O modelo é capaz de compreensão multimodal, o que significa que é capaz de receber vários canais de dados para dar sentido ao seu objeto alvo. Neste caso, o detector de borda suave usado para medir curvas no relevo não vê apenas pequenas mudanças no brilho para perceber a profundidade, mas também as curvas nas próprias esculturas. A utilização de ambos os canais de informação permitiu ao novo modelo recriar uma reconstrução do relevo mais nítida e detalhada do que as tentativas anteriores.

“Nossa tecnologia possui um vasto potencial para preservar e compartilhar o patrimônio cultural”, disse Tanaka. “Isso abre novas oportunidades não apenas para arqueólogos, mas também para experiências virtuais imersivas por meio de tecnologias de RV e metaverso, preservando o patrimônio global para as gerações futuras.”

O património cultural precisa de ser preservado. Mas parte do património cultural está particularmente em risco e, embora estas reconstruções geradas pela IA não possam substituir o verdadeiro McCoy, têm a sua utilidade. Redes neurais como a descrita no artigo recente poderiam ressuscitar uma herança perdida que só existe em imagens – por exemplo, os Budas de Bamiyan, estátuas monumentais explodidas pelos Taliban em 2001 – mesmo que apenas num ambiente de realidade aumentada ou virtual.

Os modelos também poderiam ser usados ​​para preservar o património cultural à beira da destruição, como as esculturas aborígenes centenárias nas árvores boab no deserto de Tanami, na Austrália.

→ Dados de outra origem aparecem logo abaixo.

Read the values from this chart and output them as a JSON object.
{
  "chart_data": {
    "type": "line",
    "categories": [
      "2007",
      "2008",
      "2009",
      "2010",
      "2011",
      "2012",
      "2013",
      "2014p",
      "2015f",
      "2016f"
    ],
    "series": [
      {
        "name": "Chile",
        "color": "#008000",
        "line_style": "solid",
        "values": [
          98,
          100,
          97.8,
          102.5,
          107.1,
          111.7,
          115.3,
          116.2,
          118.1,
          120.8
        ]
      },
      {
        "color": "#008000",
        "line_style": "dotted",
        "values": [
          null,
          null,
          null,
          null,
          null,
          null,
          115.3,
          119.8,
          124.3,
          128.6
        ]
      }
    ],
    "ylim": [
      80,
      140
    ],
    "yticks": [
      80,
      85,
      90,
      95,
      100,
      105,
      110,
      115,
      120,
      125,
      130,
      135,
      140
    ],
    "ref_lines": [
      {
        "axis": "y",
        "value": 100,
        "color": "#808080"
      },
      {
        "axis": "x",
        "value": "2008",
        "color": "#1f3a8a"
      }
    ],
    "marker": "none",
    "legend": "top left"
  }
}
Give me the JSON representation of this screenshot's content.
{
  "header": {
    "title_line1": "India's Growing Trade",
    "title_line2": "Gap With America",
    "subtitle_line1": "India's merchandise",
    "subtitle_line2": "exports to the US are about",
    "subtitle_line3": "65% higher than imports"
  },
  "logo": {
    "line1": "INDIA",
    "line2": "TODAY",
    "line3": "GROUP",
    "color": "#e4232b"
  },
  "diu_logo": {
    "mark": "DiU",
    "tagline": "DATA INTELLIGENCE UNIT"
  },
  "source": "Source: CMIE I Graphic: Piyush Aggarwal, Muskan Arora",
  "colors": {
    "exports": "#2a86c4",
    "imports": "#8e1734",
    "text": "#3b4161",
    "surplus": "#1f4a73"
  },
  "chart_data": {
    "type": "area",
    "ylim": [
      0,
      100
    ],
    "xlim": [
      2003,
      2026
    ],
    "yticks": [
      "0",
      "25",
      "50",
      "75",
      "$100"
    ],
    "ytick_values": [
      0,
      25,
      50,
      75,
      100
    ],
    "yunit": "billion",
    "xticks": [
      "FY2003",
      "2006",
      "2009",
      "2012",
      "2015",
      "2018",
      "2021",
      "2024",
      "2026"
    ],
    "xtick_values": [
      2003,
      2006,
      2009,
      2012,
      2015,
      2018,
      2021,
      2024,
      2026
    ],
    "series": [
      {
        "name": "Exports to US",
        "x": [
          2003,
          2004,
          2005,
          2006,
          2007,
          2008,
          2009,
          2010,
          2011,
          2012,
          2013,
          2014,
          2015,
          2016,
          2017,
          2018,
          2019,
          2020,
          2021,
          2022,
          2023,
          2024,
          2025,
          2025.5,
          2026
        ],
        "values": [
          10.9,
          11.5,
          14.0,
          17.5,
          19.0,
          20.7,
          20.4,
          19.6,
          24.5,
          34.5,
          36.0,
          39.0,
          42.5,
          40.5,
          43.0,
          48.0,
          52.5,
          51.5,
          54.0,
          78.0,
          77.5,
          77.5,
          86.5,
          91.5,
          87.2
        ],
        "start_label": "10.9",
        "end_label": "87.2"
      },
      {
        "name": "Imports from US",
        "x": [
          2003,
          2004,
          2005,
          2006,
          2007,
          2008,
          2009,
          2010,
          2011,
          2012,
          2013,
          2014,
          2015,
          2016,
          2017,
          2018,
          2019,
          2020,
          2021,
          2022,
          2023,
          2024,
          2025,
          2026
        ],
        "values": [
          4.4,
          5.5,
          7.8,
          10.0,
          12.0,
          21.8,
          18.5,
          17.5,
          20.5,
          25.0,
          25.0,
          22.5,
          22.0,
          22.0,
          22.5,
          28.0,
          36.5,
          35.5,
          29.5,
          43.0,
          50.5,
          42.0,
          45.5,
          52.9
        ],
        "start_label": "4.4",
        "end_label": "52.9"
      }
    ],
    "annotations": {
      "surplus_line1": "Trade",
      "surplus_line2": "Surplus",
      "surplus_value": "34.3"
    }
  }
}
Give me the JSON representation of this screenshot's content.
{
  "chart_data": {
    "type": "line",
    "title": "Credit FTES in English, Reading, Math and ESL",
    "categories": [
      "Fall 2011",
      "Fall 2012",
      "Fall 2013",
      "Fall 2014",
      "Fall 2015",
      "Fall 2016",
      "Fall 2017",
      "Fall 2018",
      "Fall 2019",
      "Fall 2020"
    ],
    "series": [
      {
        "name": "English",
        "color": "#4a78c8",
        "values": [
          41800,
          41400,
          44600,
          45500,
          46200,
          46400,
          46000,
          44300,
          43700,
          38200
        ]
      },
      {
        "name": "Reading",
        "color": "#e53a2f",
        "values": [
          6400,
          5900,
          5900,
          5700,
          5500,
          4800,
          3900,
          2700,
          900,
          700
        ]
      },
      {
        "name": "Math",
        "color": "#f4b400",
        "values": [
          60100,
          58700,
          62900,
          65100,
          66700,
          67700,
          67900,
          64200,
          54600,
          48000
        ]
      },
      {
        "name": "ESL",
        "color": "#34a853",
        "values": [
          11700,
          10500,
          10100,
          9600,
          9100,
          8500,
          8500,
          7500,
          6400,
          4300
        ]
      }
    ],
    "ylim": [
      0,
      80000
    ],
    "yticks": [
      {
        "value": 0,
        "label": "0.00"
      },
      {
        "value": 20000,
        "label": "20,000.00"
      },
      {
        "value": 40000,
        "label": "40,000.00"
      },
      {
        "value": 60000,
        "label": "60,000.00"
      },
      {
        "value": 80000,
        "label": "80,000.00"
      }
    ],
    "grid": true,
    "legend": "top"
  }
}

O património cultural define quem somos através das comunidades e culturas que vieram antes de nós. Se esses modelos de IA ajudarem os historiadores da arte e os preservacionistas a salvar apenas um pedaço da história, eles fizeram bem. É claro que os modelos de IA também requerem uma enorme quantidade de energia, o que pode contribuir para a perda do património cultural de forma tangencial. Mas mesmo que as formas como a IA é alimentada continuem problemáticas, utilizar a tecnologia para boas causas é estar do lado certo da história – especialmente quando se trata de artefactos.